We would expect something lower than last year's margin. I mean, volume hopefully will increase in line with our growth target. And if we add some costs for quality work, the margin will be somewhat lower. Surely it could be a scenario where, if it continues as it has opened up now in the first quarter, it could be a scenario where the margin is slightly above the long-term margin we have between 9%-11%. I can't be more specific than that right now. It is kind of a range indication of expectation. Also, I mean, the little note we make that there are small positive signs, and you can read about them yourself, about a more positive development of unemployment rates the last week in Sweden, a few positive signs for quite a long time. I mean, that might be a start of a change of the unemployment rate.
I wouldn't think, if it looks as it looks like now, I wouldn't think it has that much effect here and now this year. Within a year or so, this kind of, of course, has a major impact for the adult education.

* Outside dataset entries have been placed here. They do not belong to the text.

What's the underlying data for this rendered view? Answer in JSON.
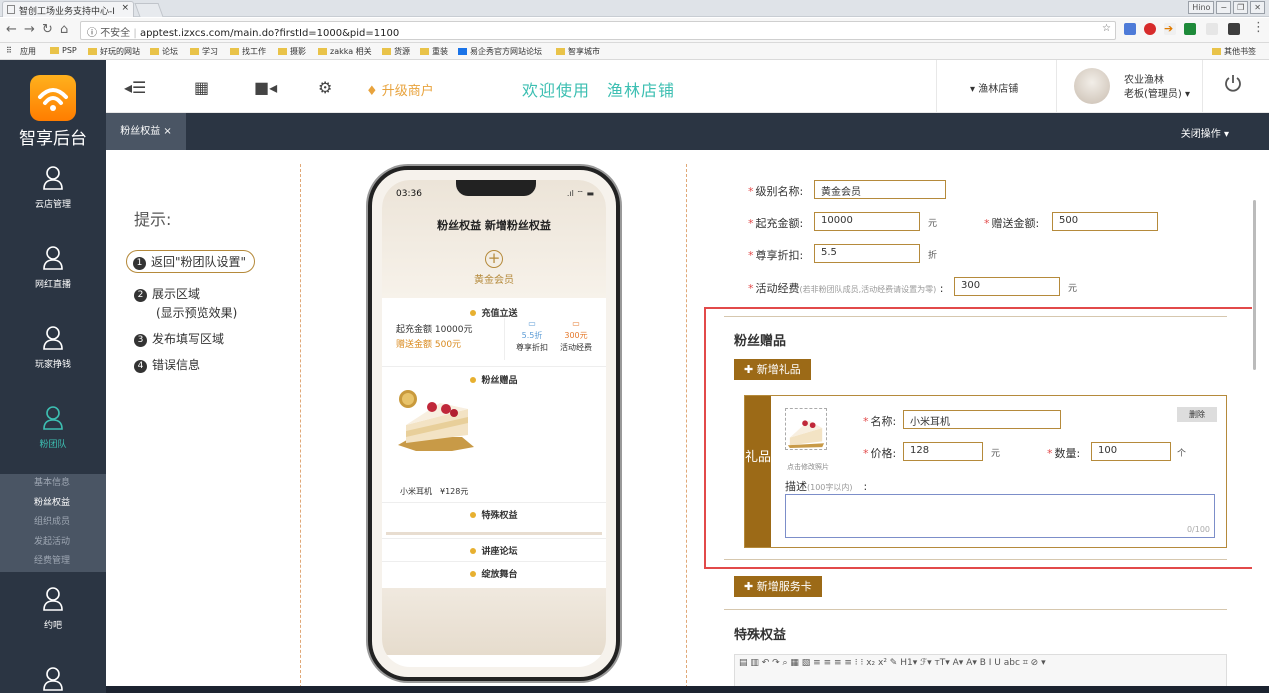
{
  "browser": {
    "tab_title": "智创工场业务支持中心-I",
    "window_user": "Hino",
    "insecure_label": "不安全",
    "url": "apptest.izxcs.com/main.do?firstId=1000&pid=1100",
    "bookmarks": [
      "应用",
      "PSP",
      "好玩的网站",
      "论坛",
      "学习",
      "找工作",
      "摄影",
      "zakka 相关",
      "货源",
      "重装",
      "易企秀官方网站论坛",
      "智享城市"
    ],
    "other_bookmarks": "其他书签"
  },
  "sidebar": {
    "logo_text": "智享后台",
    "items": [
      {
        "label": "云店管理"
      },
      {
        "label": "网红直播"
      },
      {
        "label": "玩家挣钱"
      },
      {
        "label": "粉团队"
      },
      {
        "label": "约吧"
      }
    ],
    "submenu": [
      "基本信息",
      "粉丝权益",
      "组织成员",
      "发起活动",
      "经费管理"
    ]
  },
  "topbar": {
    "upgrade_label": "升级商户",
    "welcome": "欢迎使用　渔林店铺",
    "store_select": "渔林店铺",
    "user_name": "农业渔林",
    "user_role": "老板(管理员)"
  },
  "page_tabs": {
    "active": "粉丝权益 ×",
    "close_ops": "关闭操作"
  },
  "tips": {
    "title": "提示:",
    "items": [
      "返回\"粉团队设置\"",
      "展示区域",
      "(显示预览效果)",
      "发布填写区域",
      "错误信息"
    ]
  },
  "phone": {
    "time": "03:36",
    "title": "粉丝权益 新增粉丝权益",
    "level": "黄金会员",
    "recharge_title": "充值立送",
    "recharge_amount": "起充金额 10000元",
    "gift_amount": "赠送金额 500元",
    "discount_val": "5.5折",
    "discount_lbl": "尊享折扣",
    "fund_val": "300元",
    "fund_lbl": "活动经费",
    "gift_section": "粉丝赠品",
    "gift_name": "小米耳机",
    "gift_price": "¥128元",
    "special": "特殊权益",
    "forum": "讲座论坛",
    "stage": "绽放舞台"
  },
  "form": {
    "level_label": "级别名称:",
    "level_value": "黄金会员",
    "start_label": "起充金额:",
    "start_value": "10000",
    "yuan": "元",
    "bonus_label": "赠送金额:",
    "bonus_value": "500",
    "discount_label": "尊享折扣:",
    "discount_value": "5.5",
    "zhe": "折",
    "fund_label": "活动经费",
    "fund_hint": "(若非粉团队成员,活动经费请设置为零)",
    "fund_colon": ":",
    "fund_value": "300",
    "gift_title": "粉丝赠品",
    "add_gift": "新增礼品",
    "gift_side": "礼品",
    "name_label": "名称:",
    "name_value": "小米耳机",
    "delete": "删除",
    "photo_hint": "点击修改照片",
    "price_label": "价格:",
    "price_value": "128",
    "qty_label": "数量:",
    "qty_value": "100",
    "ge": "个",
    "desc_label": "描述",
    "desc_hint": "(100字以内)",
    "desc_colon": ":",
    "desc_count": "0/100",
    "add_card": "新增服务卡",
    "special_title": "特殊权益"
  },
  "colors": {
    "sidebar": "#2b3543",
    "accent": "#3dbfb2",
    "brown": "#9c6a17",
    "error": "#e24a4a"
  }
}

Makes sense. On preschools, where we have an uptick now in a quite small quarter, but you have this kind of improvement program in the Finnish platform acquisition, and the vouchers have been lagging for some time in both Germany and Norway. Where do you expect your margin to end up during this year? How much of an improvement could be kind of taken out?
We aren't specific about that. I hope that we can reach our margin target for 7%-8% this year. That's a hope, at least. I think that the major positive contribution, if that will happen, then will come from the preschool and international. That will probably be a summary effect from several countries, improve margin in Germany, Norway, Finland, for various reasons, as you mentioned.
Excellent. I think I covered my main topics here. I'll get back in line. Thank you.
Thank you.
As a reminder, if you wish to ask a question, please dial pound key five on your telephone keypad. There are no more questions at this time, so I hand the conference back to the speakers for any closing comments.
Thank you very much for your questions, and we wish you all a good day. Thank you very much.